Un film bouleversant d'humanité !

Alors que la folie Indy s’emparait de la Croisette et au moment où chacun enfilait son smoking pour monter les marches, je me faufilai dans la « petite grande salle » du palais, juste à côté du théâtre Lumière, la Salle Debussy, dédiée à la section Un Certain Regard.
Aux antipodes du cinéma de Spielberg, j’allai à la rencontre d’un réalisateur que j’admire tout autant : le documentariste français Raymond Depardon.

De retour à Cannes quatre ans après son passage remarqué en compétition avec 10e chambre instants d'audience, il présente cette année le troisième film de sa série « profils paysans ». Après L’approche et Le Quotidien, voici la Vie Moderne. Pendant plus de dix ans, Depardon a suivi des paysans de fermes isolées de moyenne montagne. Plus que de simples portraits où qu’un documentaire sur leur activité, et dans la lignée de ses précédentes œuvres, le réalisateur nous offre de magnifiques et émouvantes rencontres.
Nous retrouvons ici plusieurs années après les paysans croisés dans les premiers films. Et si la vie de certains a changé (mariage, naissance, décès), rien en revanche n’a évolué sur leurs difficiles conditions de vie et leur avenir plus qu’incertain.

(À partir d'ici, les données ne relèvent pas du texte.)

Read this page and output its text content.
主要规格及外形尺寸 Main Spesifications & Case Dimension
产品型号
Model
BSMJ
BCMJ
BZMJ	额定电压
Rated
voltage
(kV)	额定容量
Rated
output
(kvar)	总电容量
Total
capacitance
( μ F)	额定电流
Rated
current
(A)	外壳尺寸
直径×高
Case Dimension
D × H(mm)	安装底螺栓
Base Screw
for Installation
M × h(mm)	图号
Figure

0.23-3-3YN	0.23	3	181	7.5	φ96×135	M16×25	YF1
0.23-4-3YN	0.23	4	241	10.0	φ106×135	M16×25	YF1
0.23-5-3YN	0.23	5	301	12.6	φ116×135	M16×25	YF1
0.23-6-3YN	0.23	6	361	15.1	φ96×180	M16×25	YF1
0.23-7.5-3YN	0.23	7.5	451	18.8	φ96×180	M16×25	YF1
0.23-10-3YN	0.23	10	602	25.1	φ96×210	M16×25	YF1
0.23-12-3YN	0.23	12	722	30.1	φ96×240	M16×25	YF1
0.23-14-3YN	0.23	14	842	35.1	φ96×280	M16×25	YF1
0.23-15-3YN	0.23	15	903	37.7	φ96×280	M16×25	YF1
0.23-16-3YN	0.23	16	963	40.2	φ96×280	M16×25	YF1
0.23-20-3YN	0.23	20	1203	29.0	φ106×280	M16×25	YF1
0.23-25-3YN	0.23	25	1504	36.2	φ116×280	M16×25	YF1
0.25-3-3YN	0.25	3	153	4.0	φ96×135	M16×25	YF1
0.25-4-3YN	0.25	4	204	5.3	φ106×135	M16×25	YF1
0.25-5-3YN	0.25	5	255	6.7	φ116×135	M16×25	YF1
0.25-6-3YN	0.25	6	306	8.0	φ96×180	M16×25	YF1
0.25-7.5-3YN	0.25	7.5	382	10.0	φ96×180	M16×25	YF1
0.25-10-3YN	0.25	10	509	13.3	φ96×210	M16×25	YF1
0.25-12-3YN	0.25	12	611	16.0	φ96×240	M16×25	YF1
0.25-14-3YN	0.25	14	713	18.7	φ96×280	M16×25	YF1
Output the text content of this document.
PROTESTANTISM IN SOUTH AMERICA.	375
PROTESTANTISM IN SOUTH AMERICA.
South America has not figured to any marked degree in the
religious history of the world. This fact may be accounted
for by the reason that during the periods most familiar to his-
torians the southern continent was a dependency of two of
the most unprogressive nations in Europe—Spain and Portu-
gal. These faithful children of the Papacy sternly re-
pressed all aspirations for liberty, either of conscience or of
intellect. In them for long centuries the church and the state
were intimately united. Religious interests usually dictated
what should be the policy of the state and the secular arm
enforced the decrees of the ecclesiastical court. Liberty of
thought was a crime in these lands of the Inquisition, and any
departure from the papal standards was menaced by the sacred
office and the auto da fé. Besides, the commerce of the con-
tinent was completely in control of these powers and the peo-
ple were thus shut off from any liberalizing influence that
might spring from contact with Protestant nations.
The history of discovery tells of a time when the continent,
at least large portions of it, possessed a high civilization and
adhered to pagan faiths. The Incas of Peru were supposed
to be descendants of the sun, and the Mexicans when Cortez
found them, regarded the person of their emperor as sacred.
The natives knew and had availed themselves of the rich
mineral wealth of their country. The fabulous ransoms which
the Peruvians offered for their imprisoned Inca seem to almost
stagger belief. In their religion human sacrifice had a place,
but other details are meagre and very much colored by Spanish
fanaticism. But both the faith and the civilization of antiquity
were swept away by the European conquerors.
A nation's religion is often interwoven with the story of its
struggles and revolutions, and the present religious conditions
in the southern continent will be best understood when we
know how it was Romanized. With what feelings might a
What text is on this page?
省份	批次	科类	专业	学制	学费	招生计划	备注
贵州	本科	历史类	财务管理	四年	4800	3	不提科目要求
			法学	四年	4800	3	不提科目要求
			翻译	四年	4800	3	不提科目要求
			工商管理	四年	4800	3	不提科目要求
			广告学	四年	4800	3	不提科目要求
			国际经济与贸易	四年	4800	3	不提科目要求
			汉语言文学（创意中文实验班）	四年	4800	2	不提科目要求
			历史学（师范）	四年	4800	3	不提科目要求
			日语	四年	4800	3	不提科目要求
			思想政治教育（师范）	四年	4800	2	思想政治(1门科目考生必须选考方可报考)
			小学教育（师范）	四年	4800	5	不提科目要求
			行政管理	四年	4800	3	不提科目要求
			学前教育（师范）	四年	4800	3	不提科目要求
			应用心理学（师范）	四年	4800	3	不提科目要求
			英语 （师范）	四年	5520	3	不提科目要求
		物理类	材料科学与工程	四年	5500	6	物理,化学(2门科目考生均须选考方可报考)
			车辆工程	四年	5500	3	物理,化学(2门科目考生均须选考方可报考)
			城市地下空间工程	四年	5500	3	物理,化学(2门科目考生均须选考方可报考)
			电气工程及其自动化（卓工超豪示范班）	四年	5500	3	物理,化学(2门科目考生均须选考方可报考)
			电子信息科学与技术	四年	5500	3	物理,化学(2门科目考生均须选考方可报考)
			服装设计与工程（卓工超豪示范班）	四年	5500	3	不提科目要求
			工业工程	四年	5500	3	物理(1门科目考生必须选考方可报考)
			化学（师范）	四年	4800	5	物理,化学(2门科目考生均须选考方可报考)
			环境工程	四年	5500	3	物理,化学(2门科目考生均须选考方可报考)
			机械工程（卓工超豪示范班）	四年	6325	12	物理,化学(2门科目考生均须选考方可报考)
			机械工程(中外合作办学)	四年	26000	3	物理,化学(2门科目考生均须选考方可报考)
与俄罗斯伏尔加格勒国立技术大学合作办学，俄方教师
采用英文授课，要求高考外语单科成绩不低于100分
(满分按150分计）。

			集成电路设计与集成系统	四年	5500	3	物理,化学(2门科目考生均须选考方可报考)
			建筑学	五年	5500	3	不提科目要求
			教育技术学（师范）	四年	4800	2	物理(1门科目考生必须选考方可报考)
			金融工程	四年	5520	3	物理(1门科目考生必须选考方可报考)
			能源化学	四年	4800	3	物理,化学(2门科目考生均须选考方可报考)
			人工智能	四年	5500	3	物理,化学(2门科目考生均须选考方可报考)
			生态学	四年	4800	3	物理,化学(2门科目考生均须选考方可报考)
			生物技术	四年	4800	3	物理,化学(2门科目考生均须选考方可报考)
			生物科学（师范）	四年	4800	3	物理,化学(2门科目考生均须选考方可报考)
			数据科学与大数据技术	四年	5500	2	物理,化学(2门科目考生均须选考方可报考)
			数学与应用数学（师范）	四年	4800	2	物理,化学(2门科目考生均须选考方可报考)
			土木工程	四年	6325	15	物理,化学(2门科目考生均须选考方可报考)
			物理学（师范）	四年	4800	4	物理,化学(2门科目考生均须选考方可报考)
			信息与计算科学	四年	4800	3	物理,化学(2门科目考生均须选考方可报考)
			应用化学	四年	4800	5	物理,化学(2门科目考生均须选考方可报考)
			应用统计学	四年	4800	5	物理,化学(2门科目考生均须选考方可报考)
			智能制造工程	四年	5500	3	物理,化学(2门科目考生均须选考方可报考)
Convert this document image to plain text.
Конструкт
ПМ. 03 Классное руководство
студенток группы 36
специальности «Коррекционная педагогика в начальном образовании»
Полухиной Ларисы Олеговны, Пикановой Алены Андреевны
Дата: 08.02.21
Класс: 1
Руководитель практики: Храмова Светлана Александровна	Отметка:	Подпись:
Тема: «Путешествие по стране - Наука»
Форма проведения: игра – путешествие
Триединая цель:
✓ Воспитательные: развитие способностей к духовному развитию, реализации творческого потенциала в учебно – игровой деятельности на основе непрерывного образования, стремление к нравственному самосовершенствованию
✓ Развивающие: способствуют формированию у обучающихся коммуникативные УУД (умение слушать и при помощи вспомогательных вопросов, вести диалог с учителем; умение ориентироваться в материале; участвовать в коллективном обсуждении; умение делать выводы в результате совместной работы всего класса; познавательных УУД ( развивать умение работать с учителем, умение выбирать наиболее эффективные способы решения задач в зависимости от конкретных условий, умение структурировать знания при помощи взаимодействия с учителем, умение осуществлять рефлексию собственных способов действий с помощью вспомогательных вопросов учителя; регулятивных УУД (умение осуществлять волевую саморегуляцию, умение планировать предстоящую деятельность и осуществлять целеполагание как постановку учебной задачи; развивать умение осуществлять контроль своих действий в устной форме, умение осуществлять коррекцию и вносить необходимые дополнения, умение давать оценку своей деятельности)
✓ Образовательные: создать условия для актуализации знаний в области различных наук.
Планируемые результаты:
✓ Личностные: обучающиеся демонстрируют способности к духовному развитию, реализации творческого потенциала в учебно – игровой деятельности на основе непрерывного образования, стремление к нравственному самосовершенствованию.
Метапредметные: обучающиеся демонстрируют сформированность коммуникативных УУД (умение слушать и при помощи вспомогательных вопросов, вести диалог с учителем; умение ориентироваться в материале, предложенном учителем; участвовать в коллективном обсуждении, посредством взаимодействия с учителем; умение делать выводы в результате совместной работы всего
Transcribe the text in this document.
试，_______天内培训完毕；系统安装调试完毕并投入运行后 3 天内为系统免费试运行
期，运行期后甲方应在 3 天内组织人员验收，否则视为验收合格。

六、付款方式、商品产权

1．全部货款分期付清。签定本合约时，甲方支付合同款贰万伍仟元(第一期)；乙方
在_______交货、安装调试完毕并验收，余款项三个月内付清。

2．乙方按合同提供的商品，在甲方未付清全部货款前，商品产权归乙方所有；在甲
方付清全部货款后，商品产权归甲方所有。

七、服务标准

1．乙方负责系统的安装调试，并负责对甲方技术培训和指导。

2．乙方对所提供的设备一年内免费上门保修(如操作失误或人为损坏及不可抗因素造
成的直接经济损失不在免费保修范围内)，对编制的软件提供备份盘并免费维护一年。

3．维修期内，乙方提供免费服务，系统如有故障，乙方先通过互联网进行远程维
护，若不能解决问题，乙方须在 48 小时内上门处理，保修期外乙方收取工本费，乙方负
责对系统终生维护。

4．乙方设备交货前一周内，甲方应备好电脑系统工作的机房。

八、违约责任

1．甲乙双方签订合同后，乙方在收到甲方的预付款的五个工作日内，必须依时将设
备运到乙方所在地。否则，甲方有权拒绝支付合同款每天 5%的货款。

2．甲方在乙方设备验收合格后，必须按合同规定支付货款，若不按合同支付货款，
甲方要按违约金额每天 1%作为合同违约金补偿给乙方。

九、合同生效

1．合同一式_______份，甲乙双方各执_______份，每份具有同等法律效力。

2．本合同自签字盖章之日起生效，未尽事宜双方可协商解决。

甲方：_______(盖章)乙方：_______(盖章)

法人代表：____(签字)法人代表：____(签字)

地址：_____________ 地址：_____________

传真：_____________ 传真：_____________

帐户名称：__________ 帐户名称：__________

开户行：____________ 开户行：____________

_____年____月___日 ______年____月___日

Une plongée au cœur d’une France en train de disparaître, à la rencontre de personnalités atypiques, comme seul Depardon sait les filmer. Le réalisateur pose sa caméra, s’attable avec les paysans et leur pose des questions sur leurs vies, simplement, autour d’un café. Aucun voyeurisme, aucun jugement. Juste des gens, humains et sensibles.
Le cinéma de Depardon constitue un genre à lui tout seul, à part, avec de longs plans fixes, parfois silencieux où seuls quelques regards suffisent à tout dire. Il peut à ce titre rebuter certains spectateurs non avertis. Mais nous lui décernons sans hésitation nos quatre étoiles du cœur pour son travail de longue haleine, sur plusieurs années, un travail de patience également avec un montage parfait des différentes rencontres. En résultent des portraits au réalisme incroyable et un film qui émeut tout simplement par sa grande humanité.

Au jour où la petite agriculture au sens de celle que l’on voit ici est inexorablement appelée à disparaître, nous ne pouvons que nous réjouir qu’un cinéaste doué ait mis sur pellicule ces instants uniques, et malheureusement de plus en plus rares.